Avoir un mentor, un tremplin pour réussir professionnellement

Que ce soit au sein d’une même société ou pour un même métier, avoir un mentor peut se révéler un excellent moyen de franchir les étapes, et de maîtriser les codes.

Chaque carrière professionnelle est ponctuée de hauts, de bas, mais surtout de rencontres: collègues de travail, maîtres de stage, managers… Parfois même, une – ou plusieurs – de ces rencontres peuvent conduire à un lien professionnel particulier: l’un occupe le statut de mentor, et l’autre de mentoré. «La relation entretenue entre les deux protagonistes peut faire penser au principe du maître et de l’esclave d’Hegel. Tout mentor a besoin d’un élève, comme tout élève a besoin d’un mentor» remarque Emery Doligé, consultant dans le secteur des médias. Étymologiquement, «Mentor» est un personnage de la mythologie grecque, précepteur de Télémaque, chargé par Ulysse lors de son départ pour la Guerre de Troie de conseiller et protéger son fils. «Ce sont des éléments primordiaux que l’on retrouve dans la relation mentor-mentoré: l’enseignement, via le partage d’expériences, le conseil, et la protection, qu’il faut entendre ici comme un soutien professionnel», explique Vanessa Saragaglia, directrice du cabinet Diane Executives.

Donner les bonnes ficelles sans tout dévoiler

Que ce soit au sein d’une même entreprise ou bien dans un même secteur d’activité, le fait qu’un ancien prenne sous sa tutelle un plus jeune est un phénomène tout à fait courant. «Dans certaines grandes entreprises, les bénéfices – rapidité de formation, fidélisation des talents…- de ce type de relation en interne ont été exploités en mettant en place des process d’intégration basés sur des binômes Senior/Junior.

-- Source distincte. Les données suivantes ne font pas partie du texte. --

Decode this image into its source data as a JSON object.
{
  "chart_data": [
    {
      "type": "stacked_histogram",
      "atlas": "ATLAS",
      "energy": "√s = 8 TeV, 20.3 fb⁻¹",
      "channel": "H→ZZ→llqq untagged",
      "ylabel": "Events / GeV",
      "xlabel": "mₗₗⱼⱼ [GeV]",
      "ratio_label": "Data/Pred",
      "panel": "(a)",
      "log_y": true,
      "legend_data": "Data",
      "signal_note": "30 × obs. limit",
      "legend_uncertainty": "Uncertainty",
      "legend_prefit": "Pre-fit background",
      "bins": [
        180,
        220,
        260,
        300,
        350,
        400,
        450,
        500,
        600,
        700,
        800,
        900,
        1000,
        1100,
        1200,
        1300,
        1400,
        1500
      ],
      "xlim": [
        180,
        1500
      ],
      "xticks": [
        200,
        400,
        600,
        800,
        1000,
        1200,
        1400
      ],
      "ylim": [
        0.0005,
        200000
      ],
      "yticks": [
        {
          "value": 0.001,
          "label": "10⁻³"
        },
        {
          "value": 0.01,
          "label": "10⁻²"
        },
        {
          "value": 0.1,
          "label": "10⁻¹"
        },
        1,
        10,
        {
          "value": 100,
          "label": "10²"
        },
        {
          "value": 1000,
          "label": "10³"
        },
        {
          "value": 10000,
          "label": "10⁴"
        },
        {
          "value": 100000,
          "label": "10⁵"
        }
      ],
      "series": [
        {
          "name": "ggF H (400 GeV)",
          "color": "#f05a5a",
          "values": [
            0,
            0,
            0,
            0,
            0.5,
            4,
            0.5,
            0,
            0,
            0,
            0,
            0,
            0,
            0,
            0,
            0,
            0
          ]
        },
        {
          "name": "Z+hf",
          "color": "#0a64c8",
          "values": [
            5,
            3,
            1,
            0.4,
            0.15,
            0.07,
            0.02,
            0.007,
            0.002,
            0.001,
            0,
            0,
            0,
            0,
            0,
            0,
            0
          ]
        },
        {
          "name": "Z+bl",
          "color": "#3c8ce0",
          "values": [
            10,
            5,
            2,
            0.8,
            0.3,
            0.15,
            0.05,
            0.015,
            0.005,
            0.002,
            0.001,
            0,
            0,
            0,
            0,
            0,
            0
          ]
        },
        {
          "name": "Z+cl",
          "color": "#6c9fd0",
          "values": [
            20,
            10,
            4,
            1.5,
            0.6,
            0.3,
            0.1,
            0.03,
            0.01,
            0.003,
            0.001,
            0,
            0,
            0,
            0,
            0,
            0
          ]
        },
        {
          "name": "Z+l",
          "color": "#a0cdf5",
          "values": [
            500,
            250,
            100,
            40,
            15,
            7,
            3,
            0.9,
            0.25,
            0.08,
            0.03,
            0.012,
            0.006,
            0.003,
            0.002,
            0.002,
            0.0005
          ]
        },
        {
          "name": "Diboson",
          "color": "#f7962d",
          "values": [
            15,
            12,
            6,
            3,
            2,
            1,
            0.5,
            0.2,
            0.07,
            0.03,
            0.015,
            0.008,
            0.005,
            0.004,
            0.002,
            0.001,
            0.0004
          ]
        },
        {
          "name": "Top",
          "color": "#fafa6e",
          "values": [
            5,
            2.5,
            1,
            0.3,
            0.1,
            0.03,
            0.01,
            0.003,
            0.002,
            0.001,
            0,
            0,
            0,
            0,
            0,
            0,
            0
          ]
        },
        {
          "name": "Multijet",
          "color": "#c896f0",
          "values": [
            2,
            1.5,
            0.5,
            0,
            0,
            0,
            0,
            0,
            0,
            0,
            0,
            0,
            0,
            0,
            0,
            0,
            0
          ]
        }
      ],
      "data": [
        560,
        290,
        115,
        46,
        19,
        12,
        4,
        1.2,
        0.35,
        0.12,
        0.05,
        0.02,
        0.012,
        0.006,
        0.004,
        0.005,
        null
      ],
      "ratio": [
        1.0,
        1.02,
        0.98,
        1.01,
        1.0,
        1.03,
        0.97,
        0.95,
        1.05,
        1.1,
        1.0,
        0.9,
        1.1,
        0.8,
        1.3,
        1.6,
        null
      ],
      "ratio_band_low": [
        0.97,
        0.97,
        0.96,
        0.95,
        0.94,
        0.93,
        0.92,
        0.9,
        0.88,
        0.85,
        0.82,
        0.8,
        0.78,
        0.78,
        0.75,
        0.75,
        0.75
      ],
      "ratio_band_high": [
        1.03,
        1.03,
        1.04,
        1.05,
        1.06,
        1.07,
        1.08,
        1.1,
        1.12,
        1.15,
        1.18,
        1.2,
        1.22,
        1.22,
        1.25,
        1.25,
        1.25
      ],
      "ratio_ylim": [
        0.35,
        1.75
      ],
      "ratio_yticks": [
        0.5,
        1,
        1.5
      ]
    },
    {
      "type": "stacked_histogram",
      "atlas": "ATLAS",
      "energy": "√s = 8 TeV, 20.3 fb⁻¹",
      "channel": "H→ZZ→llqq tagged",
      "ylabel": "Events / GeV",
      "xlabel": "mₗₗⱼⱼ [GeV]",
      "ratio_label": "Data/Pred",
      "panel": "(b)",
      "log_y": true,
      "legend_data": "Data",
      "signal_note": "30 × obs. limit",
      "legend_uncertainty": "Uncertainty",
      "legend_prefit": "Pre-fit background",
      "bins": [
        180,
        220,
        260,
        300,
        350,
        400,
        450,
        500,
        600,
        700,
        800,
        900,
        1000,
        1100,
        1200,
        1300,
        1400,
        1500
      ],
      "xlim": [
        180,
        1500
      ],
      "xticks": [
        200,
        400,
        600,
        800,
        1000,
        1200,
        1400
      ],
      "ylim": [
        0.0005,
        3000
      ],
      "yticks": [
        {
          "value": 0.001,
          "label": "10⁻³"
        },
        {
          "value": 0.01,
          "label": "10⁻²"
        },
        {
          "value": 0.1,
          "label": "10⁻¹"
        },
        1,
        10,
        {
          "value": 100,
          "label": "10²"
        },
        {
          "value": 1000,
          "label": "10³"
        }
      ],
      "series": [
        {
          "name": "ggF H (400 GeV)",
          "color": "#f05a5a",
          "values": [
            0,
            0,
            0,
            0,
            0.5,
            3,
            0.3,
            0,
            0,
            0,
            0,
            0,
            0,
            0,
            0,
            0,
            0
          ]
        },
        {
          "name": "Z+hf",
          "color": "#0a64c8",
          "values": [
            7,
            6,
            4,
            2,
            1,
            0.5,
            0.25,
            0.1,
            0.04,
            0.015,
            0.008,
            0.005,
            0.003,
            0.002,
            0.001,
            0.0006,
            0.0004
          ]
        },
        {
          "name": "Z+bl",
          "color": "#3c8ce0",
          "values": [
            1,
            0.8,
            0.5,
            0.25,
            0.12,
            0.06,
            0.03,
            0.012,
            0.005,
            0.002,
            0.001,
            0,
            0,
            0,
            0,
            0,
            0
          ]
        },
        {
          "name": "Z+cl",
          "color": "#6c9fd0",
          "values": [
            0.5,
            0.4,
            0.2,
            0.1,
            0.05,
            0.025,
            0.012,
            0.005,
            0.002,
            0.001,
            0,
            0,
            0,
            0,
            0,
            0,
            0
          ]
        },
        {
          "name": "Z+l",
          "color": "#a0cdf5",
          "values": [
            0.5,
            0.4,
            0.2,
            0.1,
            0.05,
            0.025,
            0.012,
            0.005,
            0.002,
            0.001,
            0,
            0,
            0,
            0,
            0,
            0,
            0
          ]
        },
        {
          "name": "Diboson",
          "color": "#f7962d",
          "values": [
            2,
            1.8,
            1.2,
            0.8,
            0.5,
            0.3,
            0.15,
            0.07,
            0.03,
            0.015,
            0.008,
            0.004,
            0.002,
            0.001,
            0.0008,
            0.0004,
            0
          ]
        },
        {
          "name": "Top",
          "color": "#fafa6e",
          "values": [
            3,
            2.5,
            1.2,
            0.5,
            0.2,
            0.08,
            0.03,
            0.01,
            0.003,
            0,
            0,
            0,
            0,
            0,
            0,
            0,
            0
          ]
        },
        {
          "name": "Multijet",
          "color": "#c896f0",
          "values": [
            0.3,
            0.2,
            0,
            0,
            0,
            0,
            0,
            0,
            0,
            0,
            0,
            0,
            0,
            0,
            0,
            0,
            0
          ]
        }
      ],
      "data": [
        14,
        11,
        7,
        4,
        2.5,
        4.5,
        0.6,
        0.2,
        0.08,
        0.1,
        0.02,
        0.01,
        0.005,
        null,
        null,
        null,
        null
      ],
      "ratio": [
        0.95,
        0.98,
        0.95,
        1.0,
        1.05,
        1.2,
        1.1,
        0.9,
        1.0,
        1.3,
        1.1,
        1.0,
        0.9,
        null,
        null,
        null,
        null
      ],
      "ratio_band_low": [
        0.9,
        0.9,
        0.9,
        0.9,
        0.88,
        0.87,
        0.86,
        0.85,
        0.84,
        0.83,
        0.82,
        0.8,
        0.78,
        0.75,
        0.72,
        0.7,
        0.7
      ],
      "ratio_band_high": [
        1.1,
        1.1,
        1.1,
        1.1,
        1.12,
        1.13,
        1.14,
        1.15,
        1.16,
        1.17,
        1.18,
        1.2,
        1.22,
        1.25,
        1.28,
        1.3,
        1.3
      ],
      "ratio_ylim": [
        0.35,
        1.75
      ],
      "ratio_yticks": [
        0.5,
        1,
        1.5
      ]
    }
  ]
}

C’est souvent le cas dans les métiers de l’audit ou du conseil par exemple. Dans les métiers liés aux nouvelles technologies également, et tout particulièrement pour les start-up, la relation avec les grands investisseurs se teinte souvent d’un accompagnement de ce type», détaille Vanessa Saragaglia. «Dans tous les cas, le mentor est là pour donner les ficelles, donner l’accès à la connaissance. Mais pas pour tout dire. Il doit laisser le mentoré douter, se questionner… Le mentoring, c’est évidemment mettre sur le chemin, mais aussi aller au-delà du simple enseignement», souligne Emery Doligé. «En France, nous évoluons dans un système bien trop cartésien, trop formaté, où l’on ne laisse pas la possibilité de mettre à exécution son doute.»

Il ne faut pas assimiler un mentor et un coach, qui sont deux figures similaires mais qui comportent tout de même un certain nombre de différences. «Une relation avec un mentor implique aussi une part d’intimité, voire d’amitié, qui va venir s’ajouter au rapport purement professionnel. Avec un coach, la relation reste au stade de la performance professionnelle, et se limite aux portes de l’entreprise», précise Jacques Froissant, fondateur du cabinet de recrutement Altaïde. «Pour qu’une relation mentor-mentoré soit saine, il faut une relation équilibrée, où chacun peut-être le moteur chacun son tour.»